Surely, you have, like me, thought about how nice t would be to win the lottery. How about hitting jackpot and getting a few millions to spend. Just one million would actually be good enough for me. How many of us haven’t fantasized of what we could do with the money? Our eyes glaze over as we think out loud: Pay off the mortgage on the house. Or even getting a new house. At least a house extension. Get a cabin in the mountain, or how about a beach house in Spain? Get a new car, perhaps two. Go on an exclusive holiday somewhere exotic. Renew the whole wardrobe for the whole family. Put money in the kids’ education fund. And, just to be fair, and to appear like justice counts: Give a lump sum to charity.
With a few millions in my bank account my life’s worries would be over. I could lay back on my newly landscaped terrace and love life.
My daughter, who is 17, spoke words of wisdom the other day. We were driving home and she was in a contemplative mood. She has more money to spend than she has ever had now. She is working shifts at the local pizza baker. She has money to buy clothes and make up. And that is mostly what 17-year olds need. And of course, some lattes with friends.
I feel sad, she said. And I wondered why. I feel sad, because I don’t feel the same joy when I get stuff as I used to. I just have started taking things for granted. I used to be so excited when I got gifts, and so thankful for anything new. Now I just look at it and think: yeah, nice. And then I feel no joy. With 17-year old wisdom she said: I can now, with confidence, say that money doesn’t buy happiness.
Oh, how I wish the rest of the world would see what she has already seen. Oh, how I wish that I could see it sometimes as I look at the outfits I want, but can’t afford, as I hear about vacations so dreamy and expensive and know that they are too far off for me. How I wish that I would be better at looking at life through my daughter’s eyes and ask myself: Am I sure that those things actually will make me happy? Perhaps for a moment they will, but will the joy last?
I am reading a book right now that I think will be very interesting. (It already is, at page three). It is called Flow and is written by a man whose name is so hard that I am sure he is the only one who can spell it right: Mihaly Csikszentmhalyi.
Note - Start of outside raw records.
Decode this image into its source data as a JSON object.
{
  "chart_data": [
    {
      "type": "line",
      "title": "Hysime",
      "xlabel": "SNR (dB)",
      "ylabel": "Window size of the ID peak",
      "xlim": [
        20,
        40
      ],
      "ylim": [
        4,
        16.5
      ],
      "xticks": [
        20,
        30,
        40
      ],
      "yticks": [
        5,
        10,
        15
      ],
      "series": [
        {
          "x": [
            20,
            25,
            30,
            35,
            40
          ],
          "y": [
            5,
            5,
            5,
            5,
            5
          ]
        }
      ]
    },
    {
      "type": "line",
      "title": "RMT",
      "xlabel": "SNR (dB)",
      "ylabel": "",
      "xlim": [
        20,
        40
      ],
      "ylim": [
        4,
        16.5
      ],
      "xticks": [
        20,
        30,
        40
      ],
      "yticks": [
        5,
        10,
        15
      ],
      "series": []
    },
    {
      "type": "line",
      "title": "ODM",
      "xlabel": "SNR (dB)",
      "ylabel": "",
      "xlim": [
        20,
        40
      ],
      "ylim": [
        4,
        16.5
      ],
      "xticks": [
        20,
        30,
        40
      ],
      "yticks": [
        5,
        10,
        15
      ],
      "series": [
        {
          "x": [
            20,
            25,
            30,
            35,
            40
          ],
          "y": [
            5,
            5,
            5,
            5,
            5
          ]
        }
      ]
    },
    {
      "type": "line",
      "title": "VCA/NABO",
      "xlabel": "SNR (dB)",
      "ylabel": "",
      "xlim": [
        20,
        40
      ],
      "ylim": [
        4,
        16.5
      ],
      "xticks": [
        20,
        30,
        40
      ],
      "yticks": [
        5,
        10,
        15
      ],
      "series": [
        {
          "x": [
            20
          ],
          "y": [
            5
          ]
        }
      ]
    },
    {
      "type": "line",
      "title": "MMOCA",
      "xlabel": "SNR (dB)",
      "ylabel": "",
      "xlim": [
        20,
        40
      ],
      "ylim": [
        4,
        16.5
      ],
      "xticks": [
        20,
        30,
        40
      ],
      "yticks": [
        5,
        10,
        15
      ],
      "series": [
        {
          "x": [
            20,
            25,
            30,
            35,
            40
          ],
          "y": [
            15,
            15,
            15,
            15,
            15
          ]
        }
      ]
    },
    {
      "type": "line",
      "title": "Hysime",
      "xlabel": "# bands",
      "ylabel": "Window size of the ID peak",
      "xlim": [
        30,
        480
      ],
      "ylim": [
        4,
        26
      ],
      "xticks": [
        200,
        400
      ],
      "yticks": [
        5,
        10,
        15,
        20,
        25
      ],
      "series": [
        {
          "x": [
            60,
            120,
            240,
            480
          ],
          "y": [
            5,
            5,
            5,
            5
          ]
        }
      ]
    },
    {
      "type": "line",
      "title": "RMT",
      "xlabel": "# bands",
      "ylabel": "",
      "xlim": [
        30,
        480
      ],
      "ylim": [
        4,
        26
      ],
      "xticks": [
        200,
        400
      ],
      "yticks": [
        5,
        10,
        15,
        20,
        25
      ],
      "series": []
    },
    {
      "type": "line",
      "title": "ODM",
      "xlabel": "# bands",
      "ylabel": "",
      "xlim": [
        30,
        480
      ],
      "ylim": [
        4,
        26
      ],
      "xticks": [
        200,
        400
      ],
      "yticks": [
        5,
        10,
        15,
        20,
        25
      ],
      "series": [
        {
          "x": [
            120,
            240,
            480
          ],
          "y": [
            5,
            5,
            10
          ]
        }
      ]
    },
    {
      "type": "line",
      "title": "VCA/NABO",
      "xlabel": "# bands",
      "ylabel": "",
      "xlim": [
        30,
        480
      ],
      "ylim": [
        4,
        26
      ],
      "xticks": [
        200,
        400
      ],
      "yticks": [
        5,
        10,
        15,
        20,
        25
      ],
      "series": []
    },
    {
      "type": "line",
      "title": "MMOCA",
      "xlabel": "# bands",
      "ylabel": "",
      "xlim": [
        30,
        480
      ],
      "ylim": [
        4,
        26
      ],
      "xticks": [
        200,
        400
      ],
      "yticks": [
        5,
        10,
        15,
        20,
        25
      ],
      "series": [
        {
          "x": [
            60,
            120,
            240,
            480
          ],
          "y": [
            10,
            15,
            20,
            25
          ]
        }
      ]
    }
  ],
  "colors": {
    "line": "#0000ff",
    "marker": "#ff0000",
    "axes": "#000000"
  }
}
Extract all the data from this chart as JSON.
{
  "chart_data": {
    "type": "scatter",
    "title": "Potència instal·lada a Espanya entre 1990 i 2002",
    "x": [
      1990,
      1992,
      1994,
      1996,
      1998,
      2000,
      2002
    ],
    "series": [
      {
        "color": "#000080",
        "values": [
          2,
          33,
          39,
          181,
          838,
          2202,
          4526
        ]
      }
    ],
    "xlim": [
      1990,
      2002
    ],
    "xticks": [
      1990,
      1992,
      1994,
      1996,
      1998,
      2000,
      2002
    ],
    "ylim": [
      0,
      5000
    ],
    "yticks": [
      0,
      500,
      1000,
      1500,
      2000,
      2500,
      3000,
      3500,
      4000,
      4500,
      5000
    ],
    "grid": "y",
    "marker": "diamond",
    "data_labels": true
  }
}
In the introduction he says: Happiness is not something that happens. It is not the result of good fortune or random chance. It is not something that money can buy or power command. It does not depend on outside events, but rather on how we interpret them. Happiness, in fact, is a condition that must be prepared for, cultivated, and defended privately by each person.
In a few more words, he said what Elise, my daughter also said. Money, stuff, or good fortune is not what make us happy. Happiness is something we make ourselves, independent of our circumstances.
Worth thinking about today. Isn’t it?